Siamo quindi ben lontani da quei criminali come Carmine Crocco, Ninco Nanco, Giuseppe Caruso, Francesco Guerra, Angelo Bianco ed altri che operavano al servizio della reazione borbonica, come al servizio di chiunque, pur di perpetuare i loro gravi delitti: furti, grassazioni, rapine, sequestro di giovani ragazzi, stupro di giovani donne.

Nato a San Gregorio Magno in provincia di Salerno nel 1734, Angelo Duca dovette darsi alla macchia nel 1780 per essere entrato in lite con il marchese Francesco Caracciolo, latifondista Calabrese.

Divenne “brigante” e le sue gesta di uomo dalla grande umanità furono conosciute nell'entroterra di Salerno, Avellino e nella Basilicata settentrionale.

I suoi aspetti di persona dalle grandi idealità sociali si diffusero a Cassano Irpino, ad Avigliano, a Muro Lucano, a Calitri, Ruoti e Rionero in Vulture.

A lui furono dedicati alcuni poemi composti da dotti autori, come anche un racconto popolare in versi dal titolo La bellissima istoria delle prudezze ed imprese di Angelo Duca in cui si racconta di quando procurava la dote alle ragazze povere, elargendo  denaro e grano, ed altri nobili atti di generosità verso gli umili.

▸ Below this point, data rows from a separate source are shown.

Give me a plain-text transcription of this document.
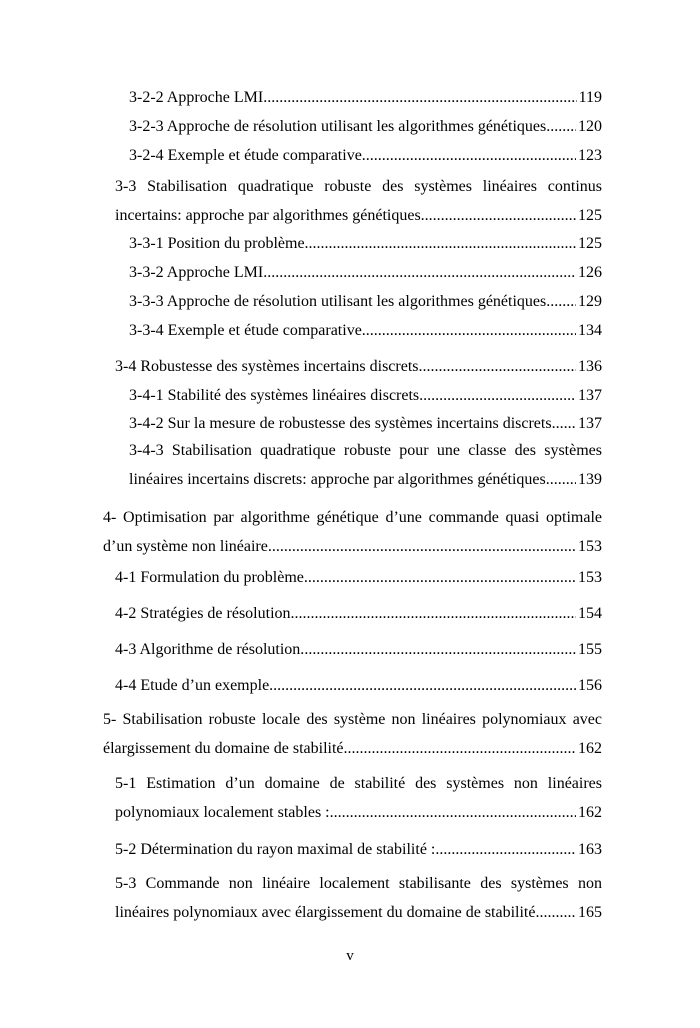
3-2-2 Approche LMI .....	119
3-2-3 Approche de résolution utilisant les algorithmes génétiques. ..... 120
3-2-4 Exemple et étude comparative. .....	123
3-3 Stabilisation quadratique robuste des systèmes linéaires continus
incertains: approche par algorithmes génétiques. .....	125
3-3-1 Position du problème .....	125
3-3-2 Approche LMI .....	126
3-3-3 Approche de résolution utilisant les algorithmes génétiques. ..... 129
3-3-4 Exemple et étude comparative. .....	134
3-4 Robustesse des systèmes incertains discrets .....	136
3-4-1 Stabilité des systèmes linéaires discrets .....	137
3-4-2 Sur la mesure de robustesse des systèmes incertains discrets ..... 137
3-4-3 Stabilisation quadratique robuste pour une classe des systèmes
linéaires incertains discrets: approche par algorithmes génétiques. ..... 139
4- Optimisation par algorithme génétique d’une commande quasi optimale
d’un système non linéaire. .....	153
4-1 Formulation du problème. .....	153
4-2 Stratégies de résolution. .....	154
4-3 Algorithme de résolution. .....	155
4-4 Etude d’un exemple .....	156
5- Stabilisation robuste locale des système non linéaires polynomiaux avec
élargissement du domaine de stabilité. .....	162
5-1 Estimation d’un domaine de stabilité des systèmes non linéaires
polynomiaux localement stables : .....	162
5-2 Détermination du rayon maximal de stabilité : .....	163
5-3 Commande non linéaire localement stabilisante des systèmes non
linéaires polynomiaux avec élargissement du domaine de stabilité .....	165
v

E’ noto a San Gregorio Magno l’episodio di quando ad Ascoli Angelo Duca irruppe nel palazzo del duca Sebastiano Marulli, ove era imbandito un sontuoso banchetto, chiedendo ed ottenendo che venisse preparato  un pranzo anche per il popolo.


L’episodio è ricordato nei versi della Bellissima Istoria:

"Lui salì sopra, quindici zecchini
si fece dar da tutti quei signori;
calò poi abbasso e , a donne , e poverini
un pranzo fece far di bei sapori,
con dir : Se festa fa la signoria,
pure alla povertà festa si dia".

Diversi scrittori e storici dedicarono ad Angelo Duca parole pregne di ammirazione: Alexandre Dumas, Benedetto Croce, Hans Mathes Merkel, Francesco Saverio Nitti.

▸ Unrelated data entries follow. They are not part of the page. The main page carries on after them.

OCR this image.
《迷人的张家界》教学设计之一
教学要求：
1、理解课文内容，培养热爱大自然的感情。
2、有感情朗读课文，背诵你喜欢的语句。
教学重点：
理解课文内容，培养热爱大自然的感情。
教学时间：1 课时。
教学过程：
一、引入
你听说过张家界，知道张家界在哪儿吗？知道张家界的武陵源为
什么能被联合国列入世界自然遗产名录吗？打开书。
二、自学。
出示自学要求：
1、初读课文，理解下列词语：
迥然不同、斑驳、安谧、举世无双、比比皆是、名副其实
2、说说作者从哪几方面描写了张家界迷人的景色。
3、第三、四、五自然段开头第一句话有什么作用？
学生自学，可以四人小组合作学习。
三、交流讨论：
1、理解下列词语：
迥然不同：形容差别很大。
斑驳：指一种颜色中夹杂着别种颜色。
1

Croce, in una breve biografia,  scrisse che il suo esempio, pur non potendosi ascrivere nell’ambito di un programma di carattere politico - sociale, rappresentò, in relazione al brigantaggio delle nostre province, la pura anima sociale ed ideale, quegli “sparsi elementi di bontà, di generosità, di eroismo, coi quali il Cervantes compose la sua figura ideale”.

Il tedesco Hans Mathes Merkel, dedicò alla sua figura di brigante gentiluomo un’opera intitolata Il buon diritto del brigante Angelo Duca.

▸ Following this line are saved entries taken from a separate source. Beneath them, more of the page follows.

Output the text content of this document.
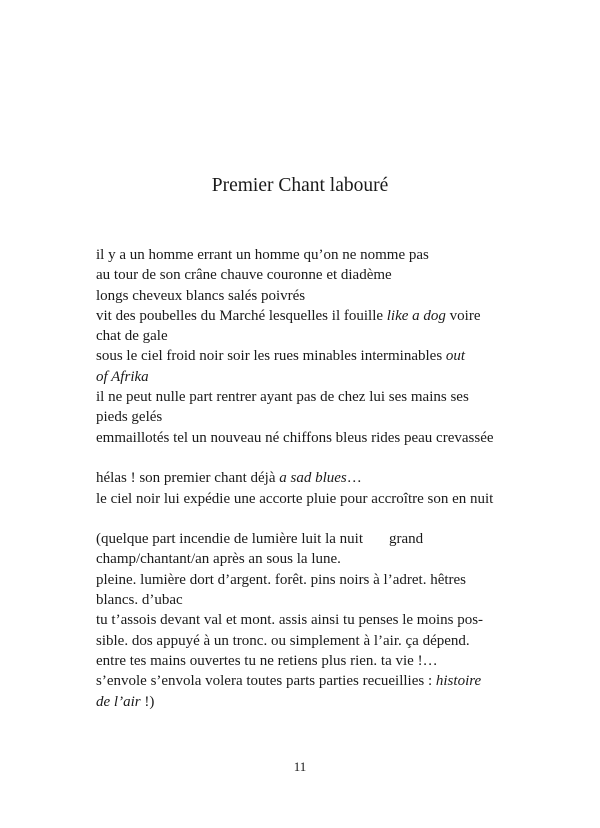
Premier Chant labouré
il y a un homme errant un homme qu’on ne nomme pas
au tour de son crâne chauve couronne et diadème
longs cheveux blancs salés poivrés
vit des poubelles du Marché lesquelles il fouille like a dog voire
chat de gale
sous le ciel froid noir soir les rues minables interminables out
of Afrika
il ne peut nulle part rentrer ayant pas de chez lui ses mains ses
pieds gelés
emmaillotés tel un nouveau né chiffons bleus rides peau crevassée
hélas ! son premier chant déjà a sad blues…
le ciel noir lui expédie une accorte pluie pour accroître son en nuit
(quelque part incendie de lumière luit la nuit grand
champ/chantant/an après an sous la lune.
pleine. lumière dort d’argent. forêt. pins noirs à l’adret. hêtres
blancs. d’ubac
tu t’assois devant val et mont. assis ainsi tu penses le moins pos-
sible. dos appuyé à un tronc. ou simplement à l’air. ça dépend.
entre tes mains ouvertes tu ne retiens plus rien. ta vie !…
s’envole s’envola volera toutes parts parties recueillies : histoire
de l’air !)
11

Francesco Saverio Nitti nel saggio Eroi e Briganti, mise in risalto di questo generoso brigante il desiderio di proteggere l’onore delle fanciulle dalle prepotenze di taluni baroni che erano soliti abusare di loro  in modo indegno.

Per il  successo popolare che Angelo Duca riscosse, il governo borbonico iniziò contro di lui una dura repressione: Angiolillo si presentava come portatore di un modello di giustizia alternativo e vicino alla povera gente, ragione per la quale la sua fama si era estesa non solo al paese natale, ma a tutta la provincia.

Fu Ciccio Zuccarino a tradirlo, un giovane di Caposele  che in breve tempo si era conquistato la sua fiducia. Dopo aver trattato ed ottenuto la salvezza per sé, Zuccarino guidò un nutrito gruppo di soldati borbonici presso un convento di Muro Lucano, dove Angelo Duca si rifugiava.

Il “brigante buono”  venne catturato insieme al suo compare Peppe Russo. Condotto prima ad Avellino e poi a Salerno, fu fatto decapitare per ordine diretto di Ferdinando IV, naturalmente senza alcun processo.

Secondo la macabra usanza in stile borbonico, il suo corpo fu smembrato e la testa fu a lungo esposta sulla “ Porta di Nanno” a Calitri.